Lara Pulver as Golde offers the perfect foil: sharp-eyed, practical, with a voice like worn velvet. Their duet “Do You Love Me?” is played with such unvarnished truth that it leaves the audience quietly breathless. Among the daughters, Natasha Jules Bernard (Tzeitel), Georgia Bruce (Hodel), and Hannah Bristow (Chava) form a trio of performances so rich in detail and distinction, it’s hard to believe they share the same script.

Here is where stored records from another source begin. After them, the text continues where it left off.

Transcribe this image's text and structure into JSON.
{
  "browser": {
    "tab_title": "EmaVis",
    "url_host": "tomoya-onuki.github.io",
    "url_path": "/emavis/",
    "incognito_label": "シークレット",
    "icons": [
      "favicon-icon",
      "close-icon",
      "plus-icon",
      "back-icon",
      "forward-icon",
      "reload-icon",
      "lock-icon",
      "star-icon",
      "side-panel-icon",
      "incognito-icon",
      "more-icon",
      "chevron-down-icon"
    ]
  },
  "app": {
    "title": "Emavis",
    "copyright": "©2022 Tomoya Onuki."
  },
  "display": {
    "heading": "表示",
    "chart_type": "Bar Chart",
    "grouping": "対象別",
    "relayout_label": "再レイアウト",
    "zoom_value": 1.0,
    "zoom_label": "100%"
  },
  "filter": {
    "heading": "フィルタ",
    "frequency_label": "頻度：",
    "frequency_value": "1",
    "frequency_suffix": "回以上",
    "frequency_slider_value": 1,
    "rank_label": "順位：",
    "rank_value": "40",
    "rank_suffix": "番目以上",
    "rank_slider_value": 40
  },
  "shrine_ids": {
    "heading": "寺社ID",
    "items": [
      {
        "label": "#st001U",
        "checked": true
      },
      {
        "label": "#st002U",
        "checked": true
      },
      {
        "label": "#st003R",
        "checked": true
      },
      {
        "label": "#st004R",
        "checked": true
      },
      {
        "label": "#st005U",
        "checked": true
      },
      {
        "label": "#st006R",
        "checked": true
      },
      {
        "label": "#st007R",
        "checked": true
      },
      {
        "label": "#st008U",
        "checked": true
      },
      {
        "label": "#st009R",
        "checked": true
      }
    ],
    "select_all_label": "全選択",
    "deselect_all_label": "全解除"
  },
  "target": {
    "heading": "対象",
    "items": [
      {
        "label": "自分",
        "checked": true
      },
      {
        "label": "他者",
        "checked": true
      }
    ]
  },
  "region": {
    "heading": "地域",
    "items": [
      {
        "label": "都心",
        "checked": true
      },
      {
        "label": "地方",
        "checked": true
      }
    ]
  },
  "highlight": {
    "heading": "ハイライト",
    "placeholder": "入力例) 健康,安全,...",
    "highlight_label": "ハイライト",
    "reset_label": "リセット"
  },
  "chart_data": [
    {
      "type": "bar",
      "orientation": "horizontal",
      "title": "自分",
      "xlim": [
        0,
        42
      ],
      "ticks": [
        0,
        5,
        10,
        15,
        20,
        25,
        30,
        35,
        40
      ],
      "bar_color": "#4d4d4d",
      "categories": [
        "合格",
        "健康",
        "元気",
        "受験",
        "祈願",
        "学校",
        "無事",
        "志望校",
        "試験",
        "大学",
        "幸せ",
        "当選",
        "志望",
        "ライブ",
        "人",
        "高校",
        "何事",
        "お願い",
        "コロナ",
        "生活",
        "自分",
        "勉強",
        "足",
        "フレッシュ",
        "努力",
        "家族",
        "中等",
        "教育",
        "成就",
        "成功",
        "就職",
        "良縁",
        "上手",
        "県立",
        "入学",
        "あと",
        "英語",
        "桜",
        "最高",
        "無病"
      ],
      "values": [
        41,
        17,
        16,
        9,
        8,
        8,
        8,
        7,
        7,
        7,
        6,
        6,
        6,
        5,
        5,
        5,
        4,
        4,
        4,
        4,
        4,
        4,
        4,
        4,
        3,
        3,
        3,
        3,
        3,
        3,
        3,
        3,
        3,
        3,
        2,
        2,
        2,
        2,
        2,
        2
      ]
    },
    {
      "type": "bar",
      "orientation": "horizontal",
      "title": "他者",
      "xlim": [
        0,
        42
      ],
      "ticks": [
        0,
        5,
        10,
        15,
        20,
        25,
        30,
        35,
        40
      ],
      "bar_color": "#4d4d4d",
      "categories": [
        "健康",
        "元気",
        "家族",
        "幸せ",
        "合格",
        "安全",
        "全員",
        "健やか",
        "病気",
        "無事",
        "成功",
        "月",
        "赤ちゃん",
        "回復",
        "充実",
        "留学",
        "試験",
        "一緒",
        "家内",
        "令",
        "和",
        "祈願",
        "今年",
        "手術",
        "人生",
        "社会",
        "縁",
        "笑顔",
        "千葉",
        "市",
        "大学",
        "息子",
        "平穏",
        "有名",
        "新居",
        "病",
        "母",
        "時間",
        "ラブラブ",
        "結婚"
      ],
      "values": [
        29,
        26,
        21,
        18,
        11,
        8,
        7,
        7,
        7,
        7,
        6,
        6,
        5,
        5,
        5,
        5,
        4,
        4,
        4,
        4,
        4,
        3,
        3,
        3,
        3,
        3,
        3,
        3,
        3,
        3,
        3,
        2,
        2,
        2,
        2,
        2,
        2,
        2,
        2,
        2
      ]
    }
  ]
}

What struck me most about this revival—and indeed, what elevates it—is how relevant it feels without ever needing to insist upon it. The story of Tevye and his daughters, caught between the firm walls of tradition and the irresistible tides of change, plays out with the weight and grace of myth. But this isn’t an abstraction. This is specificity: a Jewish village on the brink of collapse, a community squeezed between pogrom and poverty, a father trying to find room for modernity without losing his soul.
The final scene, in which the villagers leave Anatevka, is staged with gut-wrenching simplicity. No grand gestures. Just families packing, shoulders slumping, lives lifting off like smoke. It echoes not just one moment in history, but many—then, now, and likely tomorrow.
This Fiddler doesn’t try to reinvent the wheel. It simply spins it with rare compassion, precision, and soul. In an era of gimmick-laden revivals, Fein and his cast remind us that sometimes, the boldest thing you can do is listen to the text, trust your performers, and let the story breathe.
And so it does. Like a quiet prayer in a darkening forest. Like a fiddle song over frozen ground. Like a tradition passed from hand to trembling hand, still dancing, even as the world moves on.
Fiddler on the Roof plays at the Barbican Theatre until 19 July 2025.